The Mediterranean city of Barcelona, the capital of Catalan culture, boasts an immense cultural heritage and is the world’s only city with nine UNESCO World Heritage Sites, seven of which are works by the architect Antoni Gaudí. A plural open city with two official languages (Catalan and Spanish), Barcelona is the central nucleus of the metropolitan area of Barcelona, which ranks among the top 10 European urban agglomerations in terms of population and employment.

Barcelona is known for designing strategies and measures conceived to support a creative city model (with the art factories programme) and a creative entrepreneurship (with the Canòdrom Creative Industries Research Park) and for fostering the use of the public space as a cultural venue (for example in La Mercè Arts de Carrer street art festival and the Llum Barcelona Light Festival). 

Barcelona is home to various prominent museums attracting millions of visitors every year, such as the Picasso Museum, the Joan Miró Foundation, the National Art Museum of Catalonia and the Contemporary Art Museum of Barcelona, which shelter valuable works by internationally celebrated artists. The city hosts each year more than 170 cultural festivals, which focus on all fields of endeavour — music, performing arts, literature and cinema, etc. — and draw over two million participants.
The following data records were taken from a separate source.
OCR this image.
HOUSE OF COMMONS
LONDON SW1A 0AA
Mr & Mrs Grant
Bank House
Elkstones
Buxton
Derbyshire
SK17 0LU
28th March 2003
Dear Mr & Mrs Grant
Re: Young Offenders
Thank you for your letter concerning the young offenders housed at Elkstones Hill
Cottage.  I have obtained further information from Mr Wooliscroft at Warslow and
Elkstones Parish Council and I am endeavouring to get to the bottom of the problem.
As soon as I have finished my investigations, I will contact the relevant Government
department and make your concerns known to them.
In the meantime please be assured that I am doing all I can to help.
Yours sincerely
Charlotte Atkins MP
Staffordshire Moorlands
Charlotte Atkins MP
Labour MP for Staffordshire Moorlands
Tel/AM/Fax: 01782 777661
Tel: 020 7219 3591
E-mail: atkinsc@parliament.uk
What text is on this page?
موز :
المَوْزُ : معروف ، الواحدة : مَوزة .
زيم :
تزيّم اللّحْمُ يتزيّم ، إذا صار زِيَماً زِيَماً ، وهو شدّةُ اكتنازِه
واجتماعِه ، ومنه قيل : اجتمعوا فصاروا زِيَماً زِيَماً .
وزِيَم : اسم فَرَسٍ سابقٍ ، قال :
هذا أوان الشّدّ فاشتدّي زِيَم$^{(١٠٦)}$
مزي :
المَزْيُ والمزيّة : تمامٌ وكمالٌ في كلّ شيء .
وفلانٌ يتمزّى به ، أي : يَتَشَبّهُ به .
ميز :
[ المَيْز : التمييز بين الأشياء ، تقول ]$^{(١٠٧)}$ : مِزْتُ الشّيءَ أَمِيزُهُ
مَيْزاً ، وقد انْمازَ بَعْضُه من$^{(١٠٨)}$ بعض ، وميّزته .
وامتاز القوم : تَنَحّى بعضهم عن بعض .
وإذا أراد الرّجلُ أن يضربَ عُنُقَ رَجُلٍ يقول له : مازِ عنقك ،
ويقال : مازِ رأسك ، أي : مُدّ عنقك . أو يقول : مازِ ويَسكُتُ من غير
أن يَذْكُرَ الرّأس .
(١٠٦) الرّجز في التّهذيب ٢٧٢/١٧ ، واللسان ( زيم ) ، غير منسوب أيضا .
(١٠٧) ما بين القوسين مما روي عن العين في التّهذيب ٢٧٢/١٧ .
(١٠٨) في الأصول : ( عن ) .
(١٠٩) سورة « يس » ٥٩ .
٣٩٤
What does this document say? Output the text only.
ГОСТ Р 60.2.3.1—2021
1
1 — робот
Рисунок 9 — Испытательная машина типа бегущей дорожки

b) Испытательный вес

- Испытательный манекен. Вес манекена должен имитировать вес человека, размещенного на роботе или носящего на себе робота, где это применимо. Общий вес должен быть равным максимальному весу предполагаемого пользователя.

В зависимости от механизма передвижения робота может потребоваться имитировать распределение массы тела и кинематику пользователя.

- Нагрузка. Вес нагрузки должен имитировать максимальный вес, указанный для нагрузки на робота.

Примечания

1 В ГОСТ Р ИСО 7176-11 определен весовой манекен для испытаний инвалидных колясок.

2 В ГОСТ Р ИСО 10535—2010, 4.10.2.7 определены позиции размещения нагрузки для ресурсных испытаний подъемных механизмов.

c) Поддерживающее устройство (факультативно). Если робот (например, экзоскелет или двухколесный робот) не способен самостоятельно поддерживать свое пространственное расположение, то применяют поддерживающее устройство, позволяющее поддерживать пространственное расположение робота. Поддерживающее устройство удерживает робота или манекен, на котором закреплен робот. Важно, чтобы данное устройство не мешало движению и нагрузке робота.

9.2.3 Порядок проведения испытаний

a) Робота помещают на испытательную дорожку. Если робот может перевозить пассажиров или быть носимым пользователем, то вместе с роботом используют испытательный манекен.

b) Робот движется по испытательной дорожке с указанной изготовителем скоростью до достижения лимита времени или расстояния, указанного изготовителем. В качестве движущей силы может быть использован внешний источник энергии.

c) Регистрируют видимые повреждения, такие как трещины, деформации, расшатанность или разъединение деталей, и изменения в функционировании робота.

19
Many of these festivals are of international standing, like the Sónar Festival and the Primavera Sound Festival.

Barcelona is an ‘iCapital’ of Europe. In 2014, the European Commission awarded the city the European Capital of Innovation Prize for implementing new technologies aimed to bring the city closer to its citizens.

In 2015, Barcelona was designated a UNESCO Creative City of Literature for its efforts to promote reading and the publishing field, involving the library network, literary festivals and the publishing industry.

Key policy crossover

BCNLab is a space dedicated to the exploration and experimentation of new forms of innovation, with co-creation and civic participation as key elements. The BCNLab programme outlines an open innovation ecosystem based on cultural innovation and civic participation (according to the 4 helix model: Public sector - Academia - Enterprises - Society). This ecosystem postulates the implementation of a city lab for co-creation and validation of new experiments, pilot tests and cultural services with citizen participation. The Cross-cutting Space for Culture and Education of Barcelona has been created with the aim to reduce inequality, fragmentation between the cultural and educational systems, and to improve the coordination among administrations. The city council is developing common evaluation indicators on the social impact of culture, with the objective to offer comparable data, capable to orientate public policies. Among participatory actions with citizens promoted by the municipal Institut de Cultura, it has to be highlighted the participatory process on urban characteristics and future uses of Fabra i Coats creative factory.